Revenue surged 33% in the quarter to $583 million from a year earlier but trailed the FactSet analyst consensus of $591 million.
To be sure, net income registered $769 million, or $2.09 a basic share, in the quarter, swinging from a loss of $537 million, or $1.58 a share, in the year-earlier quarter.
Farfetch registered an adjusted loss of 14 cents a share, beating the analyst consensus of a 24-cent loss.
The stock slid 13% to $39.67 in recent trading. It had touched a 52-week low $34.29 on Oct. 12. And it had moved up 15% in the 31 days through Thursday.

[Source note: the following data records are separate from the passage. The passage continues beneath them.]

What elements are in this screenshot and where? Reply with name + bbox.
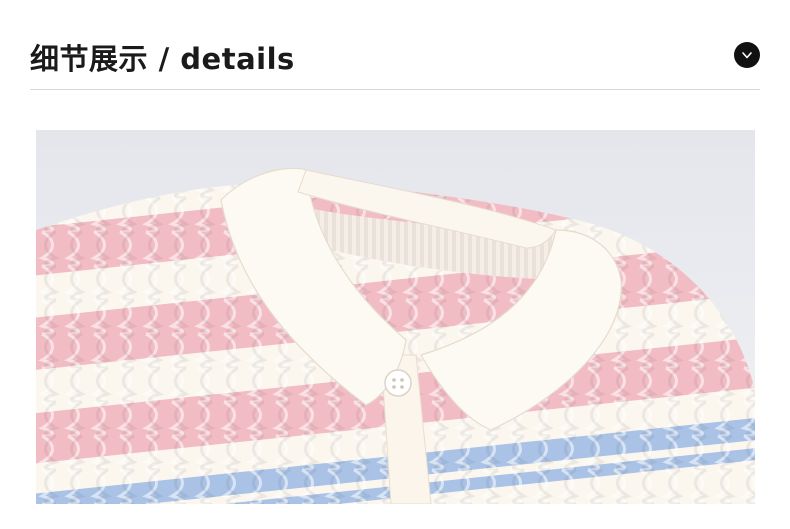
section-title: 细节展示 / details [30,42,295,76]
expand-toggle-button[interactable] [734,42,760,68]
sweater-collar-illustration [36,130,755,504]
chevron-down-icon [742,52,752,59]
header-divider [30,89,760,90]
product-detail-photo [36,130,755,504]
section-header: 细节展示 / details [30,34,760,78]
collar-button [384,369,412,397]
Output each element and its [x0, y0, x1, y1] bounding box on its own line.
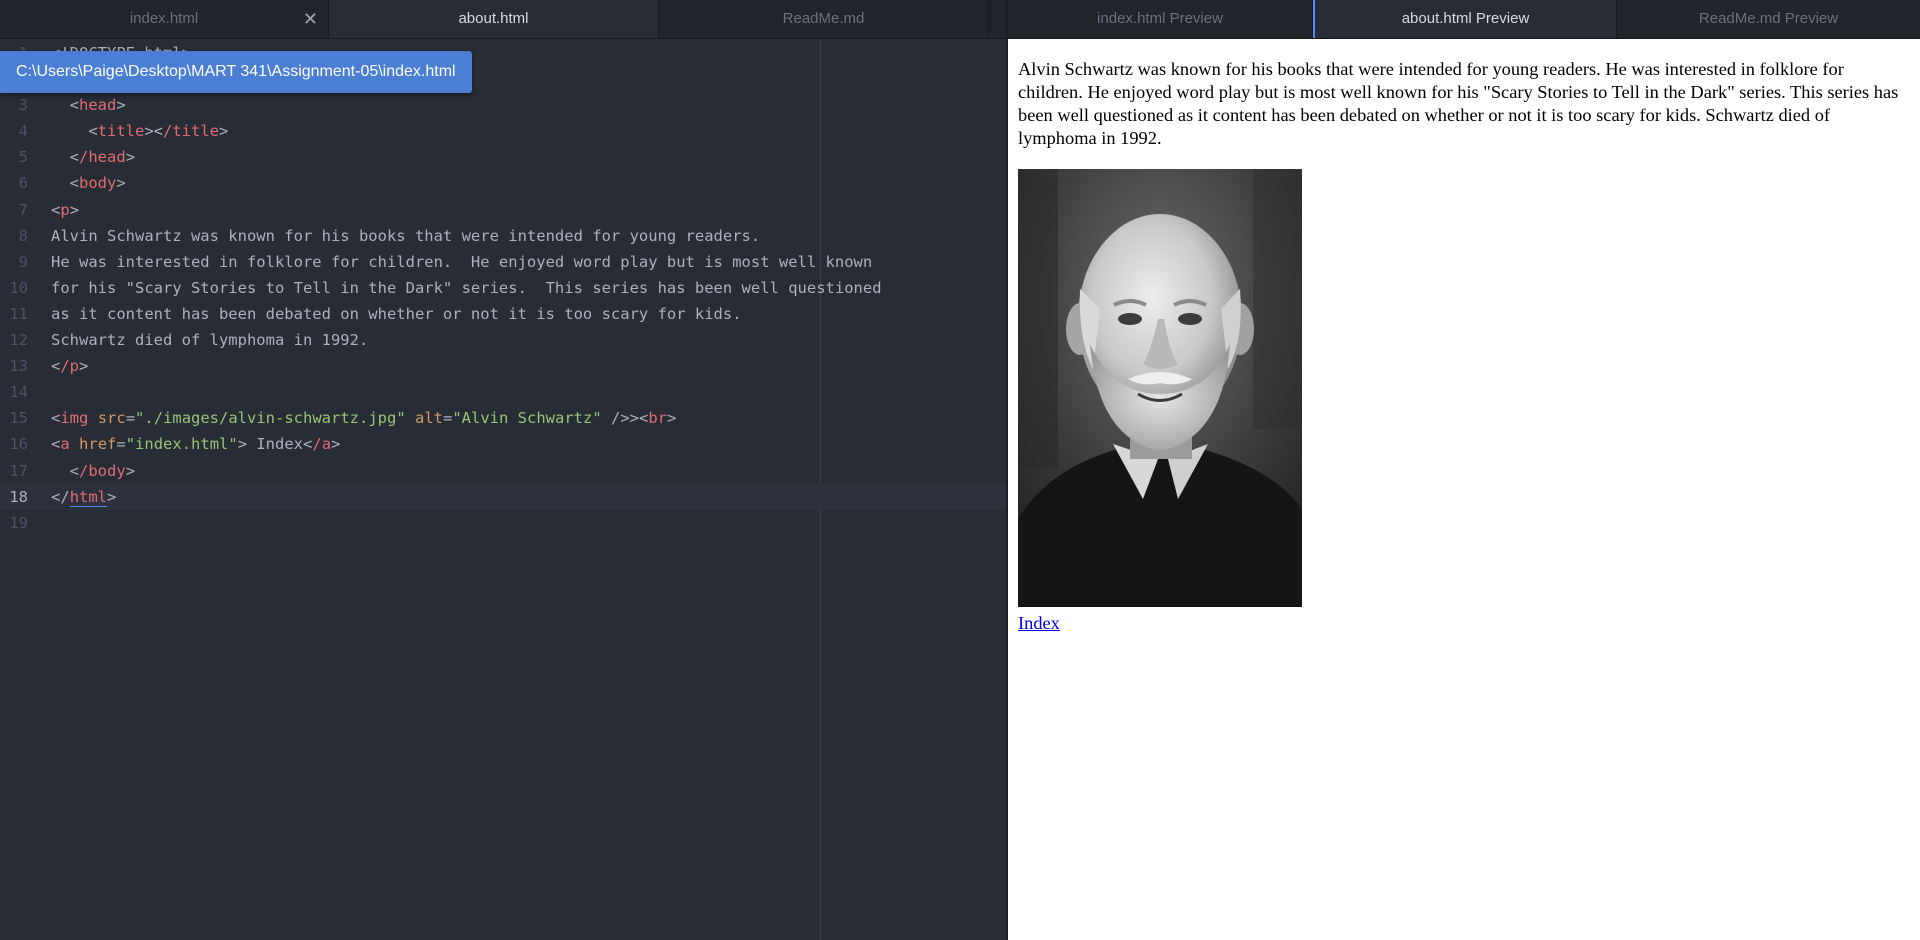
code-line: 10 for his "Scary Stories to Tell in the … — [0, 275, 1006, 301]
tag: /head — [79, 148, 126, 167]
code-line: 17 </body> — [0, 458, 1006, 484]
preview-pane: index.html Preview about.html Preview Re… — [1008, 0, 1920, 940]
tab-label: about.html Preview — [1401, 10, 1530, 27]
code-line: 7 <p> — [0, 197, 1006, 223]
code-text: <a href="index.html"> Index</a> — [51, 435, 341, 454]
line-number: 5 — [18, 148, 28, 167]
tab-bar-spacer — [989, 0, 1006, 38]
tag: a — [60, 435, 70, 454]
editor-tab-bar: index.html ✕ about.html ReadMe.md — [0, 0, 1006, 39]
code-text: Alvin Schwartz was known for his books t… — [51, 226, 761, 245]
code-text: <head> — [69, 96, 126, 115]
code-line: 9 He was interested in folklore for child… — [0, 249, 1006, 275]
tag: p — [60, 200, 70, 219]
line-number: 3 — [18, 96, 28, 115]
code-line: 19 — [0, 510, 1006, 536]
line-number: 6 — [18, 174, 28, 193]
preview-content: Alvin Schwartz was known for his books t… — [1018, 58, 1908, 635]
code-text: </head> — [69, 148, 136, 167]
line-number: 17 — [9, 461, 28, 480]
tab-index-html[interactable]: index.html ✕ — [0, 0, 329, 38]
line-number: 15 — [9, 409, 28, 428]
text: > Index — [237, 435, 304, 454]
tag: /p — [60, 357, 80, 376]
code-text: Schwartz died of lymphoma in 1992. — [51, 331, 369, 350]
attribute: src — [97, 409, 126, 428]
code-text: as it content has been debated on whethe… — [51, 304, 742, 323]
code-line: 12 Schwartz died of lymphoma in 1992. — [0, 327, 1006, 353]
tag: /title — [163, 122, 220, 141]
tag: br — [648, 409, 667, 428]
code-text: <title></title> — [88, 122, 229, 141]
tab-about-html[interactable]: about.html — [329, 0, 659, 38]
code-line: 6 <body> — [0, 170, 1006, 196]
tab-label: index.html — [129, 10, 199, 27]
code-editor[interactable]: 1<!DOCTYPE html> 2 3 <head> 4 <title></t… — [0, 40, 1006, 940]
tag: /a — [312, 435, 332, 454]
code-text: </body> — [69, 461, 136, 480]
tab-label: index.html Preview — [1097, 10, 1223, 27]
code-line: 5 </head> — [0, 144, 1006, 170]
line-number: 12 — [9, 331, 28, 350]
line-number: 10 — [9, 278, 28, 297]
code-line: 16 <a href="index.html"> Index</a> — [0, 431, 1006, 457]
code-line: 8 Alvin Schwartz was known for his books … — [0, 223, 1006, 249]
file-path-tooltip: C:\Users\Paige\Desktop\MART 341\Assignme… — [0, 51, 472, 93]
string: "Alvin Schwartz" — [452, 409, 602, 428]
code-line: 14 — [0, 379, 1006, 405]
code-line: 15 <img src="./images/alvin-schwartz.jpg"… — [0, 405, 1006, 431]
tab-label: ReadMe.md Preview — [1698, 10, 1839, 27]
tag: title — [97, 122, 145, 141]
code-text: </p> — [51, 357, 89, 376]
bio-paragraph: Alvin Schwartz was known for his books t… — [1018, 59, 1899, 148]
string: "index.html" — [125, 435, 238, 454]
code-text: <body> — [69, 174, 126, 193]
code-line: 3 <head> — [0, 92, 1006, 118]
code-text: <p> — [51, 200, 80, 219]
alvin-schwartz-photo — [1018, 169, 1302, 607]
tag: head — [79, 96, 117, 115]
line-number: 8 — [18, 226, 28, 245]
line-number: 19 — [9, 513, 28, 532]
attribute: alt — [415, 409, 443, 428]
line-number: 13 — [9, 357, 28, 376]
tab-readme-md[interactable]: ReadMe.md — [659, 0, 989, 38]
string: "./images/alvin-schwartz.jpg" — [135, 409, 406, 428]
close-icon[interactable]: ✕ — [303, 0, 318, 38]
code-line: 13 </p> — [0, 353, 1006, 379]
code-text: for his "Scary Stories to Tell in the Da… — [51, 278, 882, 297]
code-text: He was interested in folklore for childr… — [51, 252, 873, 271]
code-text: <img src="./images/alvin-schwartz.jpg" a… — [51, 409, 677, 428]
tag: /body — [79, 461, 126, 480]
line-number: 14 — [9, 383, 28, 402]
tab-label: ReadMe.md — [782, 10, 865, 27]
code-text: </html> — [51, 487, 117, 507]
index-link[interactable]: Index — [1018, 612, 1908, 635]
punctuation: /> — [601, 409, 630, 428]
tag: body — [79, 174, 117, 193]
preview-tab-bar: index.html Preview about.html Preview Re… — [1008, 0, 1920, 39]
tab-readme-md-preview[interactable]: ReadMe.md Preview — [1617, 0, 1920, 38]
tab-index-html-preview[interactable]: index.html Preview — [1008, 0, 1313, 38]
line-number: 4 — [18, 122, 28, 141]
line-number: 16 — [9, 435, 28, 454]
editor-pane: index.html ✕ about.html ReadMe.md 1<!DOC… — [0, 0, 1008, 940]
line-number: 11 — [9, 304, 28, 323]
punctuation: / — [60, 487, 70, 506]
line-number: 7 — [18, 200, 28, 219]
line-number: 18 — [9, 487, 28, 506]
line-number: 9 — [18, 252, 28, 271]
tab-label: about.html — [458, 10, 529, 27]
code-line-cursor: 18 </html> — [0, 483, 1006, 510]
code-line: 4 <title></title> — [0, 118, 1006, 144]
code-line: 11 as it content has been debated on whet… — [0, 301, 1006, 327]
tag: html — [69, 487, 108, 507]
attribute: href — [79, 435, 117, 454]
tag: img — [60, 409, 89, 428]
tab-about-html-preview[interactable]: about.html Preview — [1313, 0, 1617, 38]
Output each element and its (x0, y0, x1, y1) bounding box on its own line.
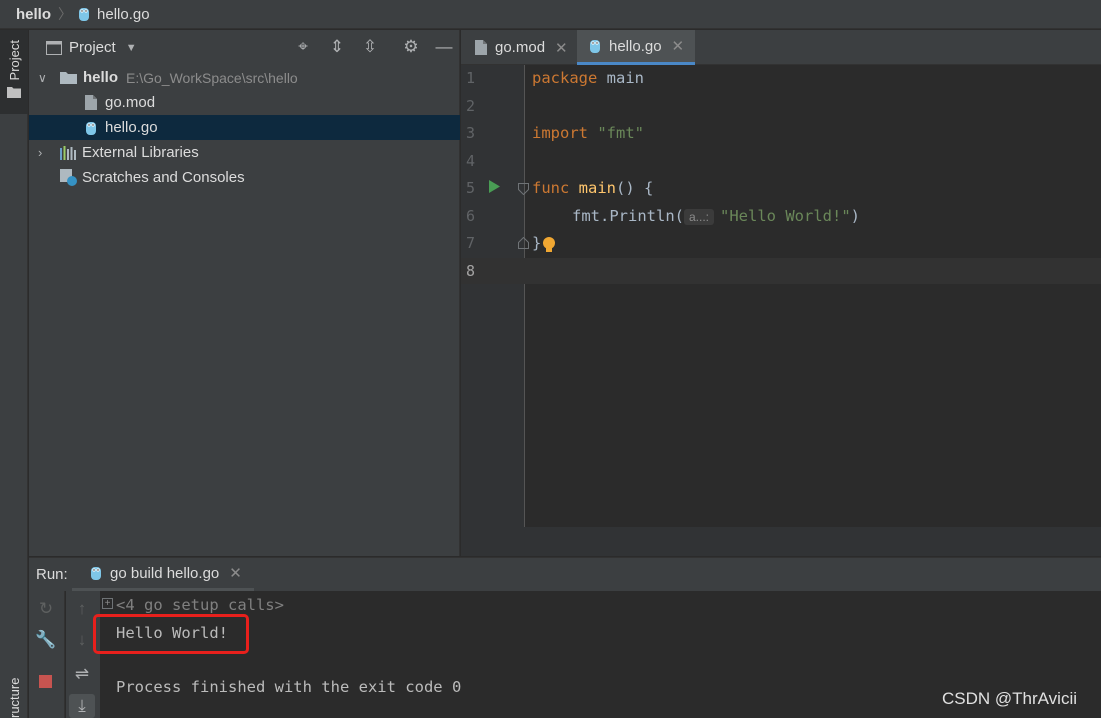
navigation-bar: hello 〉 hello.go (0, 0, 1101, 29)
fold-icon[interactable] (518, 236, 529, 253)
fold-icon[interactable] (518, 182, 529, 199)
keyword-token: import (532, 124, 588, 142)
tab-label: go.mod (495, 39, 546, 56)
structure-tool-window-button[interactable]: ructure (0, 662, 28, 718)
function-token: main (578, 179, 616, 197)
folder-icon (60, 71, 77, 84)
annotation-highlight-box (93, 614, 249, 654)
code-line-1: package main (532, 69, 644, 87)
run-tab-label: go build hello.go (110, 564, 220, 582)
code-line-6: fmt.Println(a...: "Hello World!") (572, 207, 860, 225)
line-number: 1 (466, 69, 476, 87)
console-setup-calls[interactable]: <4 go setup calls> (116, 596, 284, 614)
watermark-text: CSDN @ThrAvicii (942, 689, 1078, 708)
tree-root-name: hello (83, 69, 119, 86)
string-token: "fmt" (597, 124, 645, 142)
gear-icon[interactable]: ⚙ (400, 36, 422, 58)
hide-icon[interactable]: — (433, 36, 455, 58)
tree-item-go-mod[interactable]: go.mod (29, 90, 460, 115)
arrow-up-icon[interactable]: ↑ (71, 598, 93, 620)
go-file-icon (589, 38, 601, 54)
tree-item-label: hello.go (105, 119, 158, 136)
code-token: () { (616, 179, 654, 197)
close-icon[interactable]: ✕ (555, 39, 568, 57)
breadcrumb-root[interactable]: hello (16, 6, 51, 23)
code-line-5: func main() { (532, 179, 653, 197)
code-line-3: import "fmt" (532, 124, 644, 142)
run-toolbar-primary: ↻ 🔧 (29, 591, 65, 718)
run-toolbar-secondary: ↑ ↓ ⇌ ⤓ (66, 591, 100, 718)
tree-item-external-libraries[interactable]: › External Libraries (29, 140, 460, 165)
close-icon[interactable]: ✕ (672, 37, 685, 55)
keyword-token: package (532, 69, 598, 87)
project-view-icon (46, 40, 62, 55)
soft-wrap-icon[interactable]: ⇌ (71, 663, 93, 685)
structure-tab-label: ructure (6, 677, 22, 718)
code-token: fmt.Println( (572, 207, 684, 225)
run-configuration-tab[interactable]: go build hello.go ✕ (72, 558, 254, 591)
editor-tab-bar: go.mod ✕ hello.go ✕ (461, 30, 1101, 65)
project-tab-label: Project (6, 40, 22, 81)
editor-bottom-area (461, 527, 1101, 556)
go-file-icon (78, 6, 90, 22)
line-number: 3 (466, 124, 476, 142)
tree-item-label: External Libraries (82, 144, 199, 161)
string-token: "Hello World!" (720, 207, 851, 225)
code-token: } (532, 234, 542, 252)
tree-item-label: go.mod (105, 94, 156, 111)
keyword-token: func (532, 179, 570, 197)
file-icon (85, 95, 97, 110)
rerun-icon[interactable]: ↻ (35, 598, 57, 620)
wrench-icon[interactable]: 🔧 (35, 629, 57, 651)
expand-all-icon[interactable]: ⇕ (326, 36, 348, 58)
tab-label: hello.go (609, 37, 662, 55)
run-panel-label: Run: (36, 566, 68, 583)
code-line-7: } (532, 234, 541, 252)
chevron-right-icon[interactable]: › (38, 145, 52, 160)
breadcrumb-file[interactable]: hello.go (97, 6, 150, 23)
libraries-icon (60, 145, 77, 160)
caret-row-highlight (461, 258, 1101, 284)
tree-root-path: E:\Go_WorkSpace\src\hello (126, 69, 298, 86)
run-gutter-icon[interactable] (489, 180, 500, 197)
tab-go-mod[interactable]: go.mod ✕ (469, 30, 580, 65)
tree-item-label: Scratches and Consoles (82, 169, 245, 186)
project-panel-header: Project ▼ ⌖ ⇕ ⇳ ⚙ — (29, 30, 460, 65)
collapse-all-icon[interactable]: ⇳ (359, 36, 381, 58)
line-number: 6 (466, 207, 476, 225)
tree-item-hello-folder[interactable]: ∨ hello E:\Go_WorkSpace\src\hello (29, 65, 460, 90)
line-number: 2 (466, 97, 476, 115)
console-process-finished: Process finished with the exit code 0 (116, 678, 462, 696)
parameter-hint: a...: (683, 209, 714, 225)
tree-item-hello-go[interactable]: hello.go (29, 115, 460, 140)
project-tool-window-button[interactable]: Project (0, 30, 28, 114)
folder-icon (7, 86, 21, 99)
line-number: 7 (466, 234, 476, 252)
left-tool-strip (0, 30, 28, 718)
scroll-to-end-icon[interactable]: ⤓ (69, 694, 95, 718)
tab-hello-go[interactable]: hello.go ✕ (577, 30, 695, 65)
locate-icon[interactable]: ⌖ (292, 36, 314, 58)
chevron-down-icon[interactable]: ∨ (38, 71, 52, 85)
close-icon[interactable]: ✕ (229, 564, 242, 582)
tree-item-scratches[interactable]: Scratches and Consoles (29, 165, 460, 190)
scratches-icon (60, 168, 78, 187)
code-token: main (597, 69, 644, 87)
go-file-icon (90, 565, 102, 581)
line-number: 8 (466, 262, 476, 280)
code-token: ) (850, 207, 860, 225)
arrow-down-icon[interactable]: ↓ (71, 629, 93, 651)
project-view-title[interactable]: Project (69, 39, 116, 56)
line-number: 4 (466, 152, 476, 170)
expand-icon[interactable]: + (102, 598, 113, 609)
chevron-down-icon[interactable]: ▼ (126, 42, 137, 54)
line-number: 5 (466, 179, 476, 197)
file-icon (475, 40, 487, 55)
breadcrumb-separator: 〉 (58, 6, 73, 22)
stop-icon[interactable] (39, 675, 52, 688)
go-file-icon (85, 120, 97, 136)
lightbulb-icon[interactable] (542, 236, 556, 258)
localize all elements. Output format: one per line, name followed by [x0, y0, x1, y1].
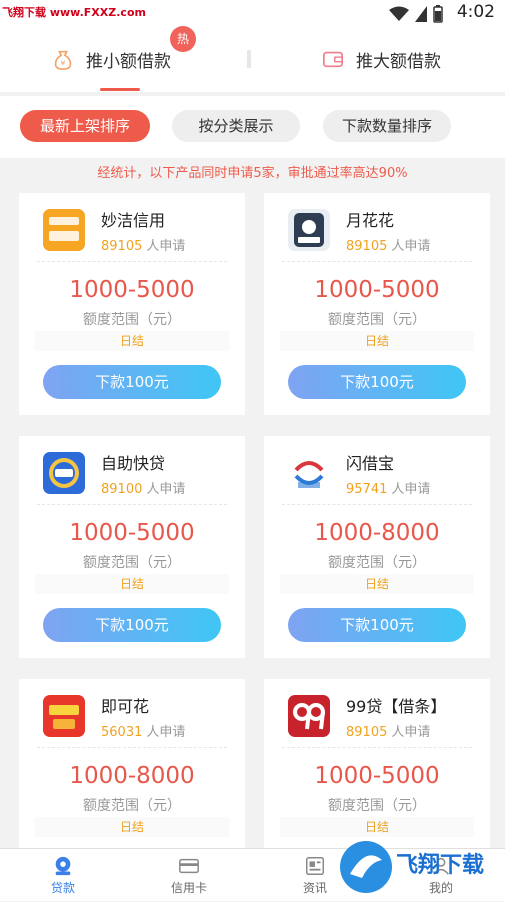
apply-button[interactable]: 下款100元 [288, 365, 466, 399]
battery-icon [433, 5, 443, 23]
product-name: 闪借宝 [346, 454, 395, 473]
product-card[interactable]: 自助快贷 89100 人申请 1000-5000 额度范围（元） 日结 下款100… [19, 436, 245, 658]
amount-range-label: 额度范围（元） [83, 798, 181, 814]
nav-credit-card[interactable]: 信用卡 [126, 849, 252, 901]
top-tab-bar: ¥ 推小额借款 热 推大额借款 [0, 26, 505, 92]
approval-notice: 经统计，以下产品同时申请5家，审批通过率高达90% [97, 166, 408, 181]
loan-icon [55, 856, 71, 876]
settlement-tag: 日结 [35, 331, 229, 351]
settlement-tag: 日结 [280, 331, 474, 351]
wifi-icon [389, 6, 409, 21]
product-logo [288, 452, 330, 494]
news-icon [306, 857, 324, 875]
amount-range: 1000-8000 [314, 520, 440, 546]
amount-range-label: 额度范围（元） [83, 312, 181, 328]
card-divider [282, 747, 472, 748]
wallet-icon [323, 51, 343, 68]
settlement-tag: 日结 [280, 817, 474, 837]
product-card[interactable]: 月花花 89105 人申请 1000-5000 额度范围（元） 日结 下款100元 [264, 193, 490, 415]
amount-range-label: 额度范围（元） [83, 555, 181, 571]
tab-divider [247, 50, 251, 68]
amount-range: 1000-8000 [69, 763, 195, 789]
product-card[interactable]: 闪借宝 95741 人申请 1000-8000 额度范围（元） 日结 下款100元 [264, 436, 490, 658]
settlement-tag: 日结 [35, 574, 229, 594]
amount-range: 1000-5000 [69, 277, 195, 303]
applicant-count: 56031 人申请 [101, 725, 186, 740]
product-logo [43, 209, 85, 251]
filter-newest-button[interactable]: 最新上架排序 [20, 110, 150, 142]
amount-range: 1000-5000 [314, 277, 440, 303]
nav-loan-label: 贷款 [50, 881, 75, 895]
applicant-count: 89105 人申请 [346, 239, 431, 254]
amount-range: 1000-5000 [314, 763, 440, 789]
credit-card-icon [179, 858, 199, 874]
tab-large-loan[interactable]: 推大额借款 [322, 26, 441, 92]
product-logo [288, 695, 330, 737]
applicant-count: 95741 人申请 [346, 482, 431, 497]
card-divider [282, 261, 472, 262]
tab-large-loan-label: 推大额借款 [356, 51, 441, 72]
applicant-count: 89100 人申请 [101, 482, 186, 497]
product-logo [43, 452, 85, 494]
apply-button[interactable]: 下款100元 [43, 365, 221, 399]
card-divider [37, 504, 227, 505]
card-divider [37, 261, 227, 262]
product-name: 妙洁信用 [101, 211, 166, 230]
hot-badge: 热 [170, 26, 196, 52]
tab-small-loan[interactable]: ¥ 推小额借款 [52, 26, 171, 92]
amount-range-label: 额度范围（元） [328, 798, 426, 814]
money-bag-icon: ¥ [54, 50, 72, 70]
nav-news-label: 资讯 [302, 881, 327, 895]
amount-range-label: 额度范围（元） [328, 555, 426, 571]
signal-icon [415, 6, 427, 22]
card-divider [37, 747, 227, 748]
amount-range: 1000-5000 [69, 520, 195, 546]
nav-credit-card-label: 信用卡 [170, 881, 207, 895]
nav-loan[interactable]: 贷款 [0, 849, 126, 901]
amount-range-label: 额度范围（元） [328, 312, 426, 328]
product-name: 99贷【借条】 [346, 697, 447, 716]
system-icons [389, 5, 443, 23]
settlement-tag: 日结 [35, 817, 229, 837]
product-name: 月花花 [346, 211, 395, 230]
product-name: 自助快贷 [101, 454, 166, 473]
status-time: 4:02 [456, 2, 495, 22]
apply-button[interactable]: 下款100元 [43, 608, 221, 642]
product-card[interactable]: 妙洁信用 89105 人申请 1000-5000 额度范围（元） 日结 下款100… [19, 193, 245, 415]
settlement-tag: 日结 [280, 574, 474, 594]
apply-button[interactable]: 下款100元 [288, 608, 466, 642]
product-logo [43, 695, 85, 737]
filter-bar: 最新上架排序 按分类展示 下款数量排序 [0, 96, 505, 158]
tab-small-loan-label: 推小额借款 [86, 51, 171, 72]
applicant-count: 89105 人申请 [346, 725, 431, 740]
active-tab-indicator [100, 88, 140, 91]
card-divider [282, 504, 472, 505]
product-name: 即可花 [101, 697, 150, 716]
brand-watermark: 飞翔下载 [336, 836, 501, 898]
status-bar: 飞翔下载 www.FXXZ.com 4:02 [0, 0, 505, 26]
filter-category-button[interactable]: 按分类展示 [172, 110, 300, 142]
filter-payout-count-button[interactable]: 下款数量排序 [323, 110, 451, 142]
applicant-count: 89105 人申请 [101, 239, 186, 254]
product-logo [288, 209, 330, 251]
svg-text:¥: ¥ [61, 58, 66, 67]
svg-text:飞翔下载: 飞翔下载 [396, 852, 484, 878]
watermark-text: 飞翔下载 www.FXXZ.com [2, 6, 146, 19]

Farfetch has a "track record of delivering aggressive market share capture," Chief Executive José Neves said in a statement.
The company "accelerated two-year-stack digital platform gross merchandise value growth to 97% in the third quarter.”
Farfetch “remains on track to achieve our goal of full-year adjusted [earnings before interest, taxes, depreciation and amortization] profitability and gross-merchandise-value growth above our long-term 30% compound-annualized-growth target.”
For full-year 2021, Farfetch estimates digital platform GMV growth of about 33% and adjusted Ebitda of about $5 million.
Morningstar analyst Jelena Sokolova puts fair value for the stock at $24. “We don’t expect to significantly alter our fair value estimate for Farfetch, as the company reported third-quarter results below its guidance,” she wrote Friday.
“While we believe Farfetch’s business model exhibits traces of a network advantage moat source, we are currently wary of assigning it a moat, given the early stages of industry development, the company’s small size and reach … and lack of business model monetization.”